Le projet initial de Ferdinand Dutert, qui prévoyait une grande galerie de 320 mètres de long rehaussée d'une double nef, a été abandonné au profit d'un ouvrage plus modeste.

Le rez-de-chaussée accueille les nombreux squelettes des collections d'Anatomie comparée tandis que le premier étage est dédié à la paléontologie et présente des spécimens d'animaux disparus, sous forme de moulages ou de squelettes fossiles, du mammouth au diplodocus en passant par le tigre à dents de sabre ou l'iguanodon.

Enfin, le second étage a été prévu pour servir d'écrin aux collections d’anthropologie – collections qui migreront finalement en 1937 au Musée de l’Homme.

L'inauguration a lieu le 22 juillet 1898, en présence de la presse, des professeurs du Museum et de plusieurs personnalités.

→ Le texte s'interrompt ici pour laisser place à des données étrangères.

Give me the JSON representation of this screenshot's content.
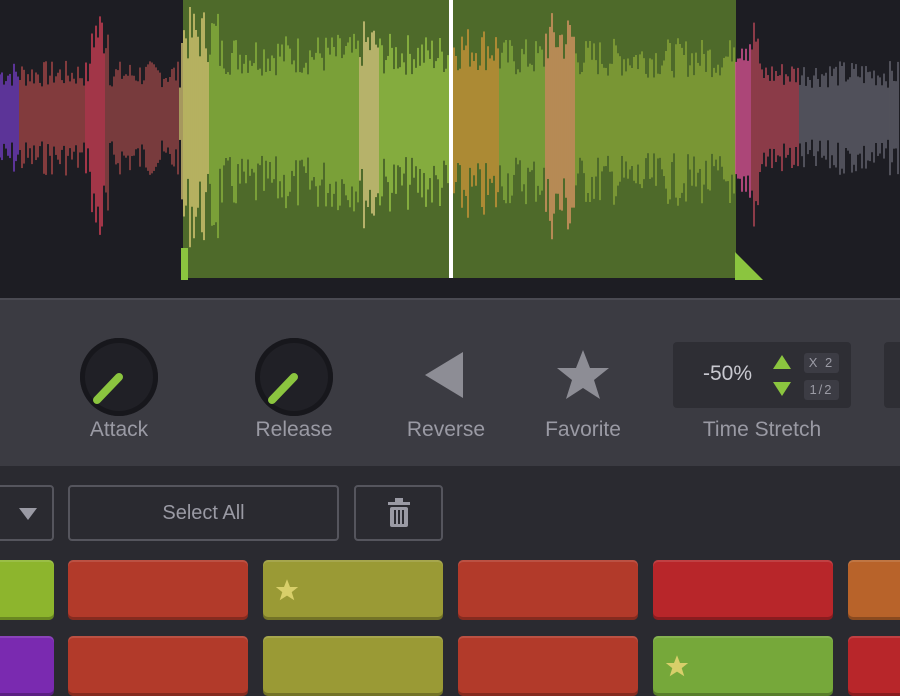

Le lendemain, République Française, dans un article intitulé « Les nouvelles galeries du Muséum », s'en fait l'écho :

« L’inauguration des nouvelles galeries d'anthropologie, de paléontologie et d'anatomie comparée du Museum d'Histoire Naturelle a eu lieu hier après-midi, à trois heures […].

M. Milne-Edwards, directeur du Museum, a souhaité la bienvenue à ses hôtes dans le petit amphithéâtre aménagé à l'extrémité du bâtiment et que décore somptueusement les peintures de Cormon.

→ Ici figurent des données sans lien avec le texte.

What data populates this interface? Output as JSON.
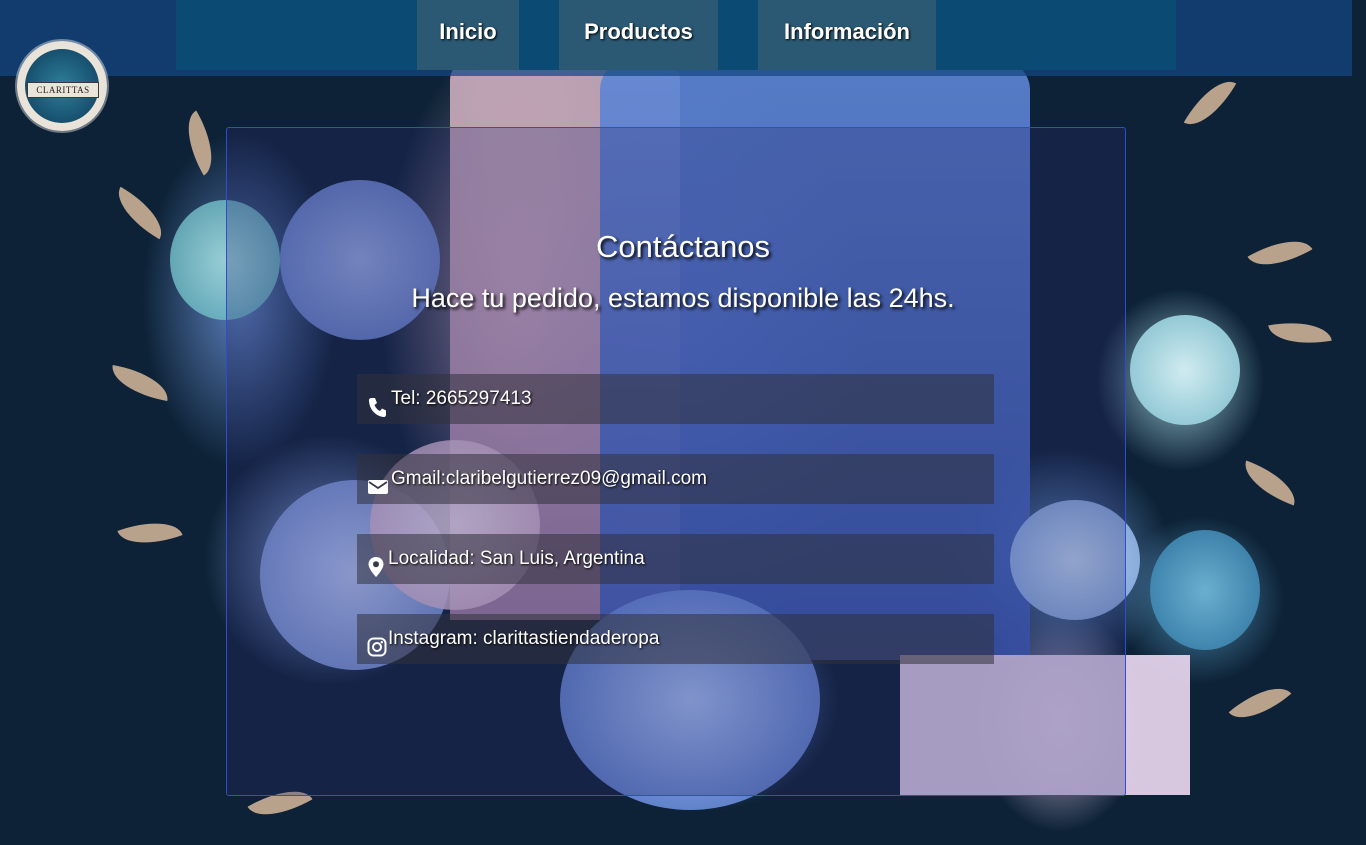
{
  "nav": {
    "items": [
      {
        "label": "Inicio"
      },
      {
        "label": "Productos"
      },
      {
        "label": "Información"
      }
    ]
  },
  "logo": {
    "text": "CLARITTAS"
  },
  "contact": {
    "title": "Contáctanos",
    "subtitle": "Hace tu pedido, estamos disponible las 24hs.",
    "items": [
      {
        "icon": "phone-icon",
        "text": "Tel: 2665297413"
      },
      {
        "icon": "envelope-icon",
        "text": "Gmail:claribelgutierrez09@gmail.com"
      },
      {
        "icon": "map-pin-icon",
        "text": "Localidad: San Luis, Argentina"
      },
      {
        "icon": "instagram-icon",
        "text": "Instagram: clarittastiendaderopa"
      }
    ]
  },
  "colors": {
    "nav_bg": "#0a4a73",
    "nav_item_bg": "#2b5872",
    "card_border": "#2f4bd8",
    "text": "#ffffff"
  }
}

En un substantiel discours, il a fait rapidement l'historique du Museum, puis, de façon plus détaillée, celui des trois services installés dans les nouveaux bâtiments.

“Les trois chaires, dit-il, qui ont pis possession de ces nouvelles et vastes salles : l'anatomie comparée, la paléontologie et l’anthropologie, étaient contenus en germe dans notre ancienne chaire d'anatomie, dont elles sont une déviation et comme une conséquence.” »

Le même jour, le journal La Justice apporte à ses lecteurs des précisions sur les raisons qui ont poussé à bâtir ce nouvel édifice :

« Et le directeur du Museum expose la méthode d'après laquelle ont été rangées les collections autrefois “empilées comme des fagots dans un grenier” dit un rapport antérieur à l'administration de Cuvier et de Geoffroy Saint-Hilaire.

Cette méthode est d'ailleurs contenue toute entière dans les travaux de ces deux naturalistes.

Leurs successeurs ont su tirer des trésors entassés dans les salles un parti merveilleux et leur exposition nouvelle sera une véritable révélation. »

Dès le lendemain, les nouveaux espaces d'exposition sont ouverts au public qui découvre, ou redécouvre, les fabuleuses collections zoologiques et paléontologiques du Museum, enfin mises en valeur.

Les parisiens ont un véritable coup de foudre pour ces nouvelles galeries et le succès est immédiat.

Presque 140 ans après, les galeries d'Anatomie comparée et de Paléontologie n'ont presque pas changé et n'ont rien perdu de leur charme. Aujourd'hui, en plus des parisiens, ce sont également de très nombreux touristes qui profitent de l'initiative heureuse des professeurs Albert Gaudry, Georges Pouchet et Armand de Quatrefages.